Este é um livro de história, dos antigos – apesar de ter sido lançado em um tempo próximo: os anos 1990. Estamos em época de revisionismo de nosso passado – infelizmente, a análise de documentos históricos está nos fazendo ver: o passado não foi como os historiadores positivistas, ou da “direita”, conceberam; nem tanto como os revisionistas, da “esquerda”, divulgaram há tanto tempo.
O livro escolhido é O MAIOR CRIME DA TERRA, de Décio Freitas.

O AUTOR
Houve um tempo em que ser um historiador da linha marxista dava grande status a um autor de livros de história; hoje, vemos que os marxistas não são assim tão confiáveis em sua revisão dos fatos históricos. Tudo bem, eles deram voz aos personagens menos favorecidos da História, como os escravos, os trabalhadores e os miseráveis, os menos passíveis de terem seus nomes e ações registrados no mármore da História, isso quando seus nomes ou ações eram registrados; mas, ao mesmo tempo, criaram uma cultura do “coitadismo” na História, em que as elites econômicas e políticas são as grandes vilãs, explorando e oprimindo as classes menos favorecidas, sem qualidades redentoras; criaram um contínuo rancor ao sistema capitalista, mesmo que ele seja seguro (ou talvez nós, que vivemos sob esse sistema, que estamos alienados à realidade, segundo os marxistas); e pregam uma doutrina da necessidade de substituição do capitalismo explorador e alienante por doutrinas político-econômico-sociais sem garantias de resultados positivos – tais doutrinas (vocês sabem do que falo: o comunismo!), comprovadamente, faliram, nos países em que foram aplicados, por conta de suas contradições internas – para garantir a coletivização, acabaram suplantando liberdades individuais e implantando ditaduras com caçadas a opositores.
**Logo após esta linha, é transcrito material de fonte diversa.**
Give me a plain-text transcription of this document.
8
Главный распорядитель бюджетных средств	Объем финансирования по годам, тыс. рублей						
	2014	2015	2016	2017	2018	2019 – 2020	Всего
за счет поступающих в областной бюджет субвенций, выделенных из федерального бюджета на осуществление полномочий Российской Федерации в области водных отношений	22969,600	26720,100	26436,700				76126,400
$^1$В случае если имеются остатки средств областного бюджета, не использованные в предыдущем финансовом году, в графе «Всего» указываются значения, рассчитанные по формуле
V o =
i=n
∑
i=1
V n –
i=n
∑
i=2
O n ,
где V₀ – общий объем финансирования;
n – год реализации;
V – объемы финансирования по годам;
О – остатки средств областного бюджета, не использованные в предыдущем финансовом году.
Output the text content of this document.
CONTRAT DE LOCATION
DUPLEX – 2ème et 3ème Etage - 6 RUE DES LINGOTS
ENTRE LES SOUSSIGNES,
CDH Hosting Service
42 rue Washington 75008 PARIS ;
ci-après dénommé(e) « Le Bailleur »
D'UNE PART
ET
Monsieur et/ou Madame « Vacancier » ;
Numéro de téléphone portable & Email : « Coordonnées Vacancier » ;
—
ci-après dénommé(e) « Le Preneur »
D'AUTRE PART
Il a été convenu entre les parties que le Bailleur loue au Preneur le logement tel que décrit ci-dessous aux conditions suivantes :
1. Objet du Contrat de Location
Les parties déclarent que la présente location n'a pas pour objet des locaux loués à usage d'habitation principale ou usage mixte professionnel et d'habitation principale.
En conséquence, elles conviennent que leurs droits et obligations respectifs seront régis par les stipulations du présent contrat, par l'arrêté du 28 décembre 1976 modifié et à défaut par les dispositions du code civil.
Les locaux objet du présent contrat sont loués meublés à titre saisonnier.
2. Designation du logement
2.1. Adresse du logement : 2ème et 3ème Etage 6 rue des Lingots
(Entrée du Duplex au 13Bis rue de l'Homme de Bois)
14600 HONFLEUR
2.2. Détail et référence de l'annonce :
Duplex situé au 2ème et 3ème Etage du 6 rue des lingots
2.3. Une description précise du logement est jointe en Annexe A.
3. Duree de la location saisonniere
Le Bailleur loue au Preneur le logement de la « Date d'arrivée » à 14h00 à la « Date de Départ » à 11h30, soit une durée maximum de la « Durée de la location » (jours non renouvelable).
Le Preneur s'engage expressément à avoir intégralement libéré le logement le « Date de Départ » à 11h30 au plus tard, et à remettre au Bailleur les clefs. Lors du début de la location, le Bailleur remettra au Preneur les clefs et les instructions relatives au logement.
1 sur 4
Se entenderam o exposto acima, então também são entusiastas em História, certo? Estariam também abertos ao debate e à dialética (que também é uma característica da historiografia marxista)?
Bão. Escrevi essas palavras acima porque Décio Freitas, o referido autor do referido livro acima, foi um historiador que seguia a linha marxista. Em sua época, era respeitado; hoje, sua confiabilidade está sob suspeitas.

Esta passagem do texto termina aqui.